All solid and entertaining, and 3 of them definitely good...just nothing special. I guess you're looking at it from the perspective of what major Hollywood films really sucked that year, while I'm looking at it more from the perspective of how many great films from all over the world there were that year.


I'm pretty ignorant of world cinema, admittedly. But besides City Of God and djross's five films (of which I've only heard of Irreversible) someone has yet to say it was a good year in that regard either.

I liked Judge Dredd!


Thank god, I thought I was the only one. It's basically an Arnie film that suffers because Sly is no Arnie.
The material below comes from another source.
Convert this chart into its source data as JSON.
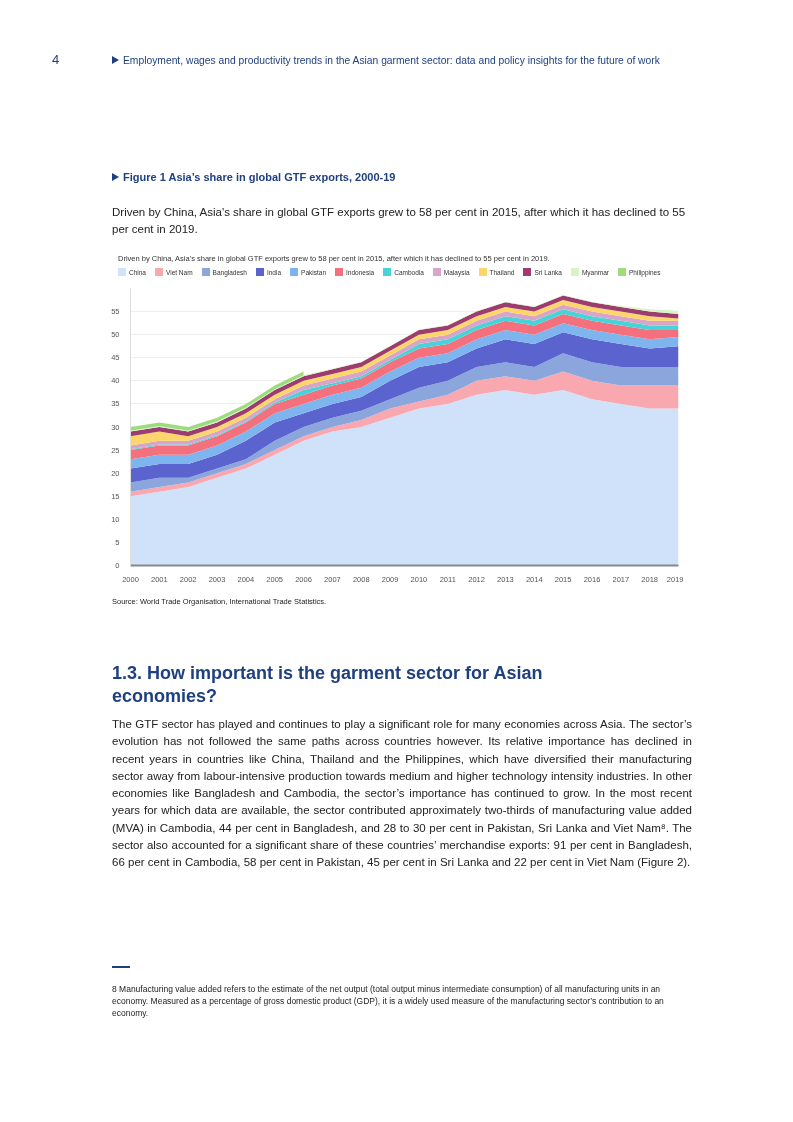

Looking at other years there isn't a comparable one to 2002 that I've found. 1983 was pretty unremarkable besides Videodrome from the looks of things though.

omgfridge
Posts: 264
2796 Ratings
Your TCI: na
Joined: Fri Apr 17, 2009 5:13 am

Re: Worst Years In Film

Post by omgfridge »

Tier 10s from the 2000s
2009[4], 2008[5], 2007[4], 2006[2], 2005[1], 2004[3], 2003[6], 2002[3], 2001[2], 2000[2].

Looking at the rest of my rankings for those years besides tier 10s, 2005 was probably the weakest.

Just looked at 1983 and it seemed pretty lacking. I mean I haven't seen much but I remember going though at an earlier time and noting I had no tier 10s from there as every year after had at least one. Well I think that was the case. It had Star Wars VI and Scarface which are tier 9s for me. Well just a possible example.